“The sun is shining,” the Salina man wired.
An hour later friend wired again: “Could not interpret message. Did you say sun was or was not shining?”
And the Salina man, looking out of the window, sent this: “Snowing to beat the band now.”
And came another wire in mid-afternoon: “How much snow there now?”
To which the Salina man replied: “Bright sun out, has melted all the snow away again.”
Indian Summer
November days are here again
With chilly eve and morn—
Dame Nature’s voice in warning raised
That Winter’s blasts are born.
But ere the snow its cov’ring
spreads
And Earth to sleep beguiles,
Old Summer lifts her sun-lit face,
Looks back at us and smiles.
One broiling August day an aged “cullud gemman,” who was pushing a barrow of bricks, paused to dash the sweat from his dusky brow; then, shaking his fist at the sun, he apostrophized it thus:
“Fo’ the Lawd’s sake, war wuz yuh last Janooary?”
“Have you been touching the barometer, Jane?”
“Yes’m.
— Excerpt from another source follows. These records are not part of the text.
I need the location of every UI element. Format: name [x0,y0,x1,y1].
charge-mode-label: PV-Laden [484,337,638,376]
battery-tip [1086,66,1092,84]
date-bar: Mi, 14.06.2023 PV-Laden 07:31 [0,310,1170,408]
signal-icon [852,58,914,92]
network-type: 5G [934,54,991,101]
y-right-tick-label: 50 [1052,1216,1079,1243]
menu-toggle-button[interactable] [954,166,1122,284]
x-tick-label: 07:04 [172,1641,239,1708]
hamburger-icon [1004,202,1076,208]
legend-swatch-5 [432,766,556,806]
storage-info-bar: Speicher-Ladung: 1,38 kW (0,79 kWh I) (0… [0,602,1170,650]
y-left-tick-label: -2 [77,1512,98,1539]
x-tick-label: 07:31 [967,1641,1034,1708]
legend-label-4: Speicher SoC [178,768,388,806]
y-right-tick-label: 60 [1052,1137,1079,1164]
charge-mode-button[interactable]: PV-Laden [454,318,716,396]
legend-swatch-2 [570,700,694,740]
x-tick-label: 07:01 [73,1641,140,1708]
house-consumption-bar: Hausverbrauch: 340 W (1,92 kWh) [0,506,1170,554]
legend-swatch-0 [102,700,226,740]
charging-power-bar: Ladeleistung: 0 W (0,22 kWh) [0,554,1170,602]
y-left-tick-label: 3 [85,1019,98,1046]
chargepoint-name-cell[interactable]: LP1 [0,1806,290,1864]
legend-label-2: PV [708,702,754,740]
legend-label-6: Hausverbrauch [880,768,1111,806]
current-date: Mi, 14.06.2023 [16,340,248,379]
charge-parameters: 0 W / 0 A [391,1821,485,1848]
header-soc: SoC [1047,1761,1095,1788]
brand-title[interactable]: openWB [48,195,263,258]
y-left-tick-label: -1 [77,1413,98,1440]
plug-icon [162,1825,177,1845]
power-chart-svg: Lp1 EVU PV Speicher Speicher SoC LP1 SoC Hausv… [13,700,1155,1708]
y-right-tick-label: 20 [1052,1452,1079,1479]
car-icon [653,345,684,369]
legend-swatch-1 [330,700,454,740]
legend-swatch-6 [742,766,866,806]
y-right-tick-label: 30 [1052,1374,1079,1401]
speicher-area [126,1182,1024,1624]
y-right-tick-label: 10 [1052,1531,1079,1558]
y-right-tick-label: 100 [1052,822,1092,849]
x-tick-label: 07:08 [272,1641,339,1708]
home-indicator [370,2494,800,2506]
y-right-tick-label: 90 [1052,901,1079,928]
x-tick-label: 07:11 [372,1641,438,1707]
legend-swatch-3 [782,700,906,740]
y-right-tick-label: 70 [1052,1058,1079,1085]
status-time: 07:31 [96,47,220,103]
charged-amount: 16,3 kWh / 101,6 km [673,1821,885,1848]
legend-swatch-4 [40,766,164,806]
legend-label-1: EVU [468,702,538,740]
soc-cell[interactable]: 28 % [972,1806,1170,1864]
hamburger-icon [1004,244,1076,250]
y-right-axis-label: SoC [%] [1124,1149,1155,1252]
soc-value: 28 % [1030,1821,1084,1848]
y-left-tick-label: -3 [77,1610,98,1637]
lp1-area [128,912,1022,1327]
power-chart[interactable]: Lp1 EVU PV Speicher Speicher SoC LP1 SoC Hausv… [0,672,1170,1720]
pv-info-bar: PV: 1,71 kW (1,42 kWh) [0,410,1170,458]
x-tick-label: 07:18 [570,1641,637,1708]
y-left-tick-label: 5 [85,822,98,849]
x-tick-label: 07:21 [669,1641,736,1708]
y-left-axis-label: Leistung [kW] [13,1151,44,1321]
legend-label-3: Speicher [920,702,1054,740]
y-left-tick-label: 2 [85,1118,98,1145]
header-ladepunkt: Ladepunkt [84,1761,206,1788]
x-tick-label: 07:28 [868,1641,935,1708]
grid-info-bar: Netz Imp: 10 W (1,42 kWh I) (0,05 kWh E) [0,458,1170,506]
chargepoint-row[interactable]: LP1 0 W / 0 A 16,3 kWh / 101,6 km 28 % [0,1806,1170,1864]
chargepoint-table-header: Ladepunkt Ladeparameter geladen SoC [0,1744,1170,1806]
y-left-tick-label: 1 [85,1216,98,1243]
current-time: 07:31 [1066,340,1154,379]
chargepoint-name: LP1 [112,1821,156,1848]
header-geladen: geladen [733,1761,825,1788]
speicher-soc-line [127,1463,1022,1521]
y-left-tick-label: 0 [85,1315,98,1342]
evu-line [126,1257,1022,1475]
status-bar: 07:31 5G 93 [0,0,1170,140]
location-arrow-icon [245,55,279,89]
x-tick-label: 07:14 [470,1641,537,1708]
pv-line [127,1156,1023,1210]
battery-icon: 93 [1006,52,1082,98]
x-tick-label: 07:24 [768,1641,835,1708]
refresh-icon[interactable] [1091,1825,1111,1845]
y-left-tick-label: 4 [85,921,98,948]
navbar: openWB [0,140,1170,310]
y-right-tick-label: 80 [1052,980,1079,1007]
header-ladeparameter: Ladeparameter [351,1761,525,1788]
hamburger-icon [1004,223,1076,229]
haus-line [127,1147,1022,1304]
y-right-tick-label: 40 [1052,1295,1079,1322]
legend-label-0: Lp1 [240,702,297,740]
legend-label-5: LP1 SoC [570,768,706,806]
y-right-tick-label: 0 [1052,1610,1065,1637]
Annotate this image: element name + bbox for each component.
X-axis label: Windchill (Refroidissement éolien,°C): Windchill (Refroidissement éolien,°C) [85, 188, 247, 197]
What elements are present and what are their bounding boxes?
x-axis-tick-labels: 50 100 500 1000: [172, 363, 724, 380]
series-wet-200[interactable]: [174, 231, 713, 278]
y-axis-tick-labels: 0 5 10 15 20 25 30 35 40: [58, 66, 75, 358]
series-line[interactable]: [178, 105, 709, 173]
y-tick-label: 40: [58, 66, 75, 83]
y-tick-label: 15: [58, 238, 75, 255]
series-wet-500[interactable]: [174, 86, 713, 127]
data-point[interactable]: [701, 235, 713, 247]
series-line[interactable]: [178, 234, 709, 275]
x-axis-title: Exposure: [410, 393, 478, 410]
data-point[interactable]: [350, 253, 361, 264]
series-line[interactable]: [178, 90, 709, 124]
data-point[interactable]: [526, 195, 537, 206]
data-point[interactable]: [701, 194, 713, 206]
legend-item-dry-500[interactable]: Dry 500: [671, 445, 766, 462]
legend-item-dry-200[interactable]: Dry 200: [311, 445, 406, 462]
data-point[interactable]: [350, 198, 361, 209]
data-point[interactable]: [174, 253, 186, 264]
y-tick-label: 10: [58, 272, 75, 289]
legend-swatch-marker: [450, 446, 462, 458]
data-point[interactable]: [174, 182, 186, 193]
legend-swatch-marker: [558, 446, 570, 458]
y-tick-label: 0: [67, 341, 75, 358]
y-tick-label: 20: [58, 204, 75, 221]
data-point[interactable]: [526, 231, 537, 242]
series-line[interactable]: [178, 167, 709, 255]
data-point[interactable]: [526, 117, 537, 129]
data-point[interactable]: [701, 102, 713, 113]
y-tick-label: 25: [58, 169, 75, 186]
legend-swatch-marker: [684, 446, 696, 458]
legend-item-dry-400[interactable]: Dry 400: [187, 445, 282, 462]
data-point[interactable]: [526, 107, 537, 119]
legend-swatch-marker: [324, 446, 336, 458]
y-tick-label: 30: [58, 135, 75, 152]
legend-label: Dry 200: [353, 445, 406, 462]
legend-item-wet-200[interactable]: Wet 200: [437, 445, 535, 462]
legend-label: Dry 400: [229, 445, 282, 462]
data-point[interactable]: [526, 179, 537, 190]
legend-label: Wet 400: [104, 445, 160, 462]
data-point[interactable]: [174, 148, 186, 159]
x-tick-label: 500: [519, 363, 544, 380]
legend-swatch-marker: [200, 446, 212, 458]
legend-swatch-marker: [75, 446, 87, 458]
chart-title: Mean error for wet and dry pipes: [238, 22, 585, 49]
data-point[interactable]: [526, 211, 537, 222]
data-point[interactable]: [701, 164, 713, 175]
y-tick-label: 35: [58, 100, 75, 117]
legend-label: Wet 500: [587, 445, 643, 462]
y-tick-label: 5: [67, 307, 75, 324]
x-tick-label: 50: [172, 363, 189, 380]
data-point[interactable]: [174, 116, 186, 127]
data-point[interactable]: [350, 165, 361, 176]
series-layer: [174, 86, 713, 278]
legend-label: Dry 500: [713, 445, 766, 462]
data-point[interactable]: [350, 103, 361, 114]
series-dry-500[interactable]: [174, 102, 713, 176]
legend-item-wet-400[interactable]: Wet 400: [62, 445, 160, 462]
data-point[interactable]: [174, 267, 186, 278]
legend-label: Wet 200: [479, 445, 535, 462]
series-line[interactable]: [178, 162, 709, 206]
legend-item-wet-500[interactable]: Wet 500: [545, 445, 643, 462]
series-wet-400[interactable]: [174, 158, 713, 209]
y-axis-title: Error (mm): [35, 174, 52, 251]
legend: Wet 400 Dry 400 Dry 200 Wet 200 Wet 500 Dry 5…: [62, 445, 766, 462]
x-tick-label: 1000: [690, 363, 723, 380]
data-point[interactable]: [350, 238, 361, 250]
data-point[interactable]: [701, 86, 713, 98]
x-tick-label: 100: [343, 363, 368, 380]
It’s my night out, so I set it for ’fine’.”
What is it moulds the life of man?
The Weather!
What makes some black and others tan?
The Weather!
What makes the Zulu live in trees,
And Congo natives dress in leaves,
While others go in fur and freeze?
The Weather!
What makes the summer warm and fair?
The Weather!
What causes winter underwear?
The Weather!
What makes us rush and build a fire,
And shiver near the glowing pyre—
And then on other days perspire?
The Weather!
What makes the Cost of Living high?
The Weather!
What makes the Libyan Desert dry?
The Weather!
What is it men in ev’ry clime,
Will talk about till end of time?
What drove our honest pen to rhyme?
The Weather!
Kansas—When the sun sets in the West at night the wind will blow for three days.
I remember, I remember,
Ere my childhood flitted by,
It was cold then in December,
And was warmer in July.
In the winter there were freezings—
In the summer there were thaws;
But the weather isn’t now at all
Like what it used to was!
WEDDINGS
Gr-rr-r-h! The train drew up with a mighty crash and shock between stations.
“Is it an accident? What happened?” inquired a worried-looking individual of the conductor.
“Some one pulled the bell-cord!” shouted the conductor. “The express knocked our last car off the track! Take us four hours before the track is clear!”
“Great Scott! Four hours! I am supposed to be married to-day!” groaned the passenger.
The conductor, a bigoted bachelor, raised his eyebrows suspiciously.